Daí minha regra: o Oriente Médio só coloca um sorriso no seu rosto quando isso parte deles, quando eles tomam a iniciativa da reconciliação. Por favor, me poupe de outra dose de tudo depende de quem treinamos e armamos. Sunitas e xiitas não precisam de nossas armas. Eles precisam da verdade. É o início do século 21 e muitos deles ainda estão brigando a respeito de quem é o herdeiro por direito do profeta Maomé, do século 7º. Isso precisa parar – para que eles e seus filhos tenham algum futuro.

O princípio Nº3: talvez o Irã, e seu matreiro comandante da Força Quds da Guarda Revolucionária, o general Qassem Suleimani, não sejam tão espertos. Foi o Irã que armou seus aliados xiitas iraquianos com bombas que mataram e feriram muitos soldados americanos. O Irã queria a nossa retirada. Foi o Irã que pressionou Al-Maliki a não assinar um acordo com os Estados Unidos para dar às nossas tropas cobertura legal para permanência no Iraque. O Irã queria ser a potência hegemônica regional. Bem, Suleimani: "Um brinde a você." Agora suas forças estão sobrecarregadas na Síria, Líbano e Iraque, enquanto as nossas voltaram para casa. Tenha um bom dia.

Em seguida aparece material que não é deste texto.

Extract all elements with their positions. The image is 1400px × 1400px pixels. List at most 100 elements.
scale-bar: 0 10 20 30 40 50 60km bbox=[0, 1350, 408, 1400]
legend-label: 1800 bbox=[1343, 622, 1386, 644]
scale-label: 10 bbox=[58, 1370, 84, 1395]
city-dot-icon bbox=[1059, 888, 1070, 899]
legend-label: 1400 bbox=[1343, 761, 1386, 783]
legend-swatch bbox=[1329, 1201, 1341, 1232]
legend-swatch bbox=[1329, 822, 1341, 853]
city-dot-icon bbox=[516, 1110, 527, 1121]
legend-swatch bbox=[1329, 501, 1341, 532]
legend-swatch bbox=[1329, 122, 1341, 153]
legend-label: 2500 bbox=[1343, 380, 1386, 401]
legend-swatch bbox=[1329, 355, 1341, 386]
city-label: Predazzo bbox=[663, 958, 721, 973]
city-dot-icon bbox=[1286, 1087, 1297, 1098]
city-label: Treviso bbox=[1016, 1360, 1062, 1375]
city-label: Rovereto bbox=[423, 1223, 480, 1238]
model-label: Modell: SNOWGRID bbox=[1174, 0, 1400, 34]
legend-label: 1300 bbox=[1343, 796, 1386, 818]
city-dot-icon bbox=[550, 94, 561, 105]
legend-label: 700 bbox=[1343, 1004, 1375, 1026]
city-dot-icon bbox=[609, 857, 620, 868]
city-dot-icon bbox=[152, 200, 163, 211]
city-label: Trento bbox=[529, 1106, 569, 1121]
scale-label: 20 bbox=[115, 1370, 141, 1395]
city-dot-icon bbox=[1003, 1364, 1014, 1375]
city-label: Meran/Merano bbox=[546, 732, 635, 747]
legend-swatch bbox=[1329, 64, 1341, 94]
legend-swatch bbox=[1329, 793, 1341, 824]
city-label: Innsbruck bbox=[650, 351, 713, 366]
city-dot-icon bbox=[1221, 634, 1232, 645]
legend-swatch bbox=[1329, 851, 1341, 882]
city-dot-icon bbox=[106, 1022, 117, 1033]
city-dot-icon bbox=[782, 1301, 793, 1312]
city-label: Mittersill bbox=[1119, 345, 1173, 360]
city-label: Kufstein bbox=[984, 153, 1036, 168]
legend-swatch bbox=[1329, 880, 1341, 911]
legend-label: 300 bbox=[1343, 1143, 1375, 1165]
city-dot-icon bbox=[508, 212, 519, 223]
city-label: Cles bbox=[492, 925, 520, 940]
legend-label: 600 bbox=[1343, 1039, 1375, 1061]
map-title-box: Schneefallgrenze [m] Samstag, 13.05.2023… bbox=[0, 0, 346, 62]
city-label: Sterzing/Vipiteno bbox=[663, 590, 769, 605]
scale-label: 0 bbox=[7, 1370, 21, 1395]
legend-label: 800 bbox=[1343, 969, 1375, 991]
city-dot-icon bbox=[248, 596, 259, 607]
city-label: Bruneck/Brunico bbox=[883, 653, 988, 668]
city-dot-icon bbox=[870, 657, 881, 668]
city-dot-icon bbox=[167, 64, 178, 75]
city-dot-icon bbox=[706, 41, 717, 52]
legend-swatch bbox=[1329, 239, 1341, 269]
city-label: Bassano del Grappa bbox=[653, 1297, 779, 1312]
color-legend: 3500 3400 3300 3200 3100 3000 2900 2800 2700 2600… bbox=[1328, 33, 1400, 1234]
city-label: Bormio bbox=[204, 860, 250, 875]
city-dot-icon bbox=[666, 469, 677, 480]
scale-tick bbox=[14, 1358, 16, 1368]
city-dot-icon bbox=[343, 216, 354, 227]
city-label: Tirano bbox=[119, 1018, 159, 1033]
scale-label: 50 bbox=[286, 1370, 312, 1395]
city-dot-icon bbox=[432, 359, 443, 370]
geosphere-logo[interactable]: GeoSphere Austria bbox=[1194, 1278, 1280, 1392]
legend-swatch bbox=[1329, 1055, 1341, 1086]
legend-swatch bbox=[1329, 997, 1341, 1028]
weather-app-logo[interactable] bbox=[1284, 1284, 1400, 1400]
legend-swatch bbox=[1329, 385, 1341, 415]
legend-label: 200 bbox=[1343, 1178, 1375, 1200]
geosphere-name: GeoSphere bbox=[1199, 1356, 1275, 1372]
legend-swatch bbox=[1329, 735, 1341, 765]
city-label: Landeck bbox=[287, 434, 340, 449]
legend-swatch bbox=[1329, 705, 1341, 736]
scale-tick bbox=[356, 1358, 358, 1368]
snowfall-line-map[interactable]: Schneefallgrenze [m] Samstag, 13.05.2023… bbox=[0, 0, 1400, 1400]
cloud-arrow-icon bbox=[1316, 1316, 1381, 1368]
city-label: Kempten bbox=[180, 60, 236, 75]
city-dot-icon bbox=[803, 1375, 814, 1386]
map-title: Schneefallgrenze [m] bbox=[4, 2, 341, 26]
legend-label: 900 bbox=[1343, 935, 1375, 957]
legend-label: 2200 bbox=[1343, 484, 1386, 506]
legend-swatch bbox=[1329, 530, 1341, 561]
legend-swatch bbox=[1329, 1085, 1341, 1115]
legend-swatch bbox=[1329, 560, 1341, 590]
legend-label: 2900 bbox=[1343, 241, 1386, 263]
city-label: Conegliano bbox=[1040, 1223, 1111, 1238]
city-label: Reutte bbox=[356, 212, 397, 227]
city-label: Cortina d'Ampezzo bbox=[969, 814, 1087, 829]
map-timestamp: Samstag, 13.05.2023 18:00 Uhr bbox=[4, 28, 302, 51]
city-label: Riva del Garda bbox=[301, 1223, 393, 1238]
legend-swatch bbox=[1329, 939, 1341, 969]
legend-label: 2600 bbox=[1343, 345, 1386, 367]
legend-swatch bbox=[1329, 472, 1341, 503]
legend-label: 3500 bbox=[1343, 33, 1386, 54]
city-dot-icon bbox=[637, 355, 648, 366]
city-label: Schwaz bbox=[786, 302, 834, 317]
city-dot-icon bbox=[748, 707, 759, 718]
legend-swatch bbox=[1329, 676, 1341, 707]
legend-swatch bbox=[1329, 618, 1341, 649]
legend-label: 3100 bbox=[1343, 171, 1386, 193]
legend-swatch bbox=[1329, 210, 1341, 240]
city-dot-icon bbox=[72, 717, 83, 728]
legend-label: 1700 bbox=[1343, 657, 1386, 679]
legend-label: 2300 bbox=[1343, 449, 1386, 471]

Nós ainda queremos chegar a um acordo nuclear que impeça o Irã de desenvolver uma bomba, então temos que ser cuidadosos a respeito de quanto devemos ajudar os adversários sunitas do Irã. Mas com o Irã ainda sob sanções e suas forças e o Hizbollah atualmente combatendo n Síria, Líbano e Iraque, bem, vamos apenas dizer que a vantagem é americana.

Quarto: liderança importa. Enquanto estava no Iraque, eu visitei Kirkuk, uma cidade que há muito é disputada por curdos, árabes e turcomanos. Quando estive lá há cinco anos, era uma zona de guerra infernal. Desta vez eu encontrei ruas pavimentadas, parques e uma economia florescente e um governador curdo, Najimaldin Omar Karim, que foi reeleito em abril em uma eleição justa, e conquistou mais cadeiras graças aos votos das minorias de árabes e turcomanos.

"Nós nos concentramos em melhorar as estradas, o trânsito terrível, os hospitais, as escolas" e em aumentar o fornecimento de energia elétrica de quatro horas por dia para quase 24 horas, disse Karim, um neurocirurgião que trabalhou nos Estados Unidos por 33 anos, antes de retornar ao Iraque em 2009. "As pessoas estavam cansadas de política e do radicalismo. Nós conquistamos a confiança dos árabes e turcomanos em relação a um governador curdo. Eles sentem que não discriminamos. Esta eleição foi a primeira vez que turcomanos e árabes votaram em um curdo."

No caos recente, os curdos agora assumiram controle militar pleno de Kirkuk, mas posso lhe dizer isto: se Al-Maliki governasse o Iraque como Karim governa Kirkuk, nós não teríamos o problema que temos hoje. Com a liderança certa, as pessoas ali podem viver juntas.

Finalmente, apesar de nenhum dos principais atores no Iraque, fora os curdos, estar lutando por nossos valores, algum deles está lutando por nossos interesses: um Iraque minimamente estável que não nos ameace? E quem poderíamos ajudar? As respostas ainda não estão claras para mim e, até que estejam, eu teria muita cautela em relação a uma intervenção.